The American Association for Long-Term Care Insurance estimates that for a 60-year-old couple in good health, what they deem an optimal LTC policy -- one with a $150 daily benefit at plan inception, three-year benefit period, 90-day elimination, 100% home care benefit, 3% compounded annual inflation protection, and spousal discount -- would be valued at $164,000 for each person, while at age 80, it would be $325,000 for each person. The cost of such a plan? On average ~$3,840/year as of January 2014.
Other LTC Stats
- LTC care of some kind will be needed by 70% of Americans who are aged 65 today, according to the Department of Health and Human Services.
- According to the American Association for Long-Term Care Insurance, premiums have risen 4.8% on average in the past two years. Estimated out-of-pocket health care costs $50,000 if retirement lasts over 10 years, and nearly triples if retirement lasts 20 years, according to the Health Care Cost Institute.

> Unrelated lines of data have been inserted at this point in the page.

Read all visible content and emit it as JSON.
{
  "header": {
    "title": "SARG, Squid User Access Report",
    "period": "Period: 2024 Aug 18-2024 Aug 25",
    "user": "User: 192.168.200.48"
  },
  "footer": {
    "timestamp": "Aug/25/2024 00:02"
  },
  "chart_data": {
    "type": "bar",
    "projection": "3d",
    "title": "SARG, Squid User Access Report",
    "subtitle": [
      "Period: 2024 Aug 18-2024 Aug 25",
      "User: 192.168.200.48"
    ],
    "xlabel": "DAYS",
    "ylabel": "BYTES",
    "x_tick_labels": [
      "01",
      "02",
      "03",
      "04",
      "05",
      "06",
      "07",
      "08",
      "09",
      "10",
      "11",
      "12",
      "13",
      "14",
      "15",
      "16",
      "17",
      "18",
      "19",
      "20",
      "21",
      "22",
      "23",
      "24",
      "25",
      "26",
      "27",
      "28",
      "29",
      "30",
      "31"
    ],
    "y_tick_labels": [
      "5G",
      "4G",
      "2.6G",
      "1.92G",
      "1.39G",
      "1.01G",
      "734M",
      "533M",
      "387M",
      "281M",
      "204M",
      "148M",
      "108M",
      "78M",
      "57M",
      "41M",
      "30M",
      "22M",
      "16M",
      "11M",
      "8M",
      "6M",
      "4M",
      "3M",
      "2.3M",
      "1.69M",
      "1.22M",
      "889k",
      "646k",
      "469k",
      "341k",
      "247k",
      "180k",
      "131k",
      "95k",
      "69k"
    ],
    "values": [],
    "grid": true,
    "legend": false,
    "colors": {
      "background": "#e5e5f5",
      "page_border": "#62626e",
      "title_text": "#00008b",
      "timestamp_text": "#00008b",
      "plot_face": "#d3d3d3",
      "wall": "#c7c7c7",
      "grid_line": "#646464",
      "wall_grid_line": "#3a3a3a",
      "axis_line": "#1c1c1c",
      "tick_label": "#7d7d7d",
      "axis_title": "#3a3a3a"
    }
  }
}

- Despite rising LTC premiums, benefits and cost of living adjustments are being cut –most LTC carriers no longer offer what had once been an industry standard: 5% compound inflation protection. Rather this has fallen to 3% compounded annually, and in some cases has been dropped entirely.
- Another common benefit now extinct is the “refund of premium” benefit that allowed heirs to collect premiums the client already made if the insured died before a certain age, minus any benefits already paid against the policy.
- The LTC insurance industry has declined from its heyday in the 1970s. Only Genworth, New York Life, John Hancock and Transamerica Financial remain in the LTC business. Mergers in the LTC industry mean that some clients may find that their premiums are not honored by the insurer that acquired their former provider, and also may see higher rates, according to TIAA-CREF Life.